In Italy there are several festivals that celebrate Easter by releasing doves in the air. I was wondering if they did the same in the US.

La Madonna Che Scappa in Piazza - Abruzzo Region

Sulmona, in the Abruzzo region, celebrates Easter Sunday with "La Madonna Che Scappa in Piazza"

"On Easter Sunday people dress in green and white, colors of peace, hope, and resurrection, and gather in the main piazza. The woman playing the Virgin Mary is dressed in black. As she moves to the fountain, doves are released and the woman is suddenly dressed in green.

I found this Youtube clip filmed at Santa Jose, 2013, entitled: "The releasing of the holy ghost doves today." Skip to the 3.40 mark to see the dove being freed. The video is very dull and amateurish but it proves (to me) that even today, in some parts of the US, this tradition still carries on.


I think you must have been a preacher, only the hell of it is I can't figure out what church it was you wanted to catch birds for.

Dobbs insults Howard by calling him a preacher this leads me to speculate that Dobbs was not "born" in the Catholic faith, (priests are not normally referred to as preachers) however, by mentioning birds and asking who Howard caught them for, it is possible that either he was familiar with the Easter festival tradition of releasing live doves in the air or maybe he was attempting to cover up his background by ridiculing his (plausible) religious upbringing.

Not having read the book I can only make suppositions, but the dots do connect.

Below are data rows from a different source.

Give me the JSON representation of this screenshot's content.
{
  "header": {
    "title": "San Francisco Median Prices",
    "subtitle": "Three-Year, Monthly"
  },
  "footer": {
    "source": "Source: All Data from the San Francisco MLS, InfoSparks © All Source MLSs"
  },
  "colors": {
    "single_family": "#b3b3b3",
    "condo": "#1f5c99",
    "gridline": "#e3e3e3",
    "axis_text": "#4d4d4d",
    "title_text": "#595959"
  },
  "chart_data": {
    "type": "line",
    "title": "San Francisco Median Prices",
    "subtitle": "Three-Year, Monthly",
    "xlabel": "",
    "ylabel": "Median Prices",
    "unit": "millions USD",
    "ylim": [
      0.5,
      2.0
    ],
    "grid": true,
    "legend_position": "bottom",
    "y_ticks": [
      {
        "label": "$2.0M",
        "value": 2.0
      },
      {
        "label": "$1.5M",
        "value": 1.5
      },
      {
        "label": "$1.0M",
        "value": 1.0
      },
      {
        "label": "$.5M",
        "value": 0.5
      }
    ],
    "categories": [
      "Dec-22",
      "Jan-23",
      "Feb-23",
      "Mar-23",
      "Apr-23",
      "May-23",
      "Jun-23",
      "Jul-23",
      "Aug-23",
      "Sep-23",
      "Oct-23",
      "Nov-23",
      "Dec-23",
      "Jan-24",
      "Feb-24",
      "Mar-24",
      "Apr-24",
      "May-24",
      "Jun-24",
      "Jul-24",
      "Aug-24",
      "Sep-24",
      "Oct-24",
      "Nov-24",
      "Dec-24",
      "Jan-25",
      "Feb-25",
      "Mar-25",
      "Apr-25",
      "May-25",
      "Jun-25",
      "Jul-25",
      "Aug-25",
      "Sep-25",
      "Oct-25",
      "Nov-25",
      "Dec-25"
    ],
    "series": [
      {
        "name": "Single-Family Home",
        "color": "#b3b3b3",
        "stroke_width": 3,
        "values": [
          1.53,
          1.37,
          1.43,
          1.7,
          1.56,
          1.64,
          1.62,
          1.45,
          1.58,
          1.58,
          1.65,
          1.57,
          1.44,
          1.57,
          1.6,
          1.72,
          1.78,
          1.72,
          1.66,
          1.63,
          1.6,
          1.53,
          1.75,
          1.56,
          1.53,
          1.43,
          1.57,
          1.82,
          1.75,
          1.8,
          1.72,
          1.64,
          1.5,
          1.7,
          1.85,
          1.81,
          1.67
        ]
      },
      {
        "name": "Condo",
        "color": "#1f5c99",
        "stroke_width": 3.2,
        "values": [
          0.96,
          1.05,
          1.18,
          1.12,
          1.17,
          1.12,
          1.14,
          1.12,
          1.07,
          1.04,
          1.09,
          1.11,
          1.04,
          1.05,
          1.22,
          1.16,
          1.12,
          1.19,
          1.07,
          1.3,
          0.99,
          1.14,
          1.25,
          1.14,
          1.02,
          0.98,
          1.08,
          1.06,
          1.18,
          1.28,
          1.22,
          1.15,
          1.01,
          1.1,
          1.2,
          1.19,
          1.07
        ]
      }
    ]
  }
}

  • This meshes with the story really well. Do the ministers do the actual catching? If not, it may be Dobbs's error.
    – user39720
    Jul 27, 2013 at 19:54
  • No, not any more. I don't know if the doves are bought, or kept in coops today in those regional festivals which still uphold that tradition. The majority of Catholic churches in the North of Italy no longer follow that practice.
    – Mari-Lou A
    Jul 27, 2013 at 20:09
  • @dingo_dan I'm not 100% certain about priests actually capturing the doves, but if you recall the first link I posted there are priests in Texas who hunt and kill these birds today. So if a so called priest can kill an innocent animal, it's logical to presume that in the past (no longer true in Italy at least) some actually captured these birds.
    – Mari-Lou A
    Jul 27, 2013 at 21:29
  • I have finished the book. It's hinted that Dobbs' mother, who knows what real haggis tastes like, is Scottish (Ch. 23). Howard and Dobbs may have been raised Protestant: Howard thinks he can convincingly bluff government officials into thinking he is a Baptist preacher (Ch. 18); Dobbs refers to "Sunday school" (Chs. 19, where he ridicules his religious upbringing by calling his teacher a "dried-up hussy," & 20), and strangers who waylay him label him as Protestant (Ch. 24). Also, I think it's plausible the men came across this or some other rite in their travels. Thanks!
    – user39720
    Aug 3, 2013 at 15:47
  • So I was right! (Well, I think so considering all the references to religion) Thanks for letting me know.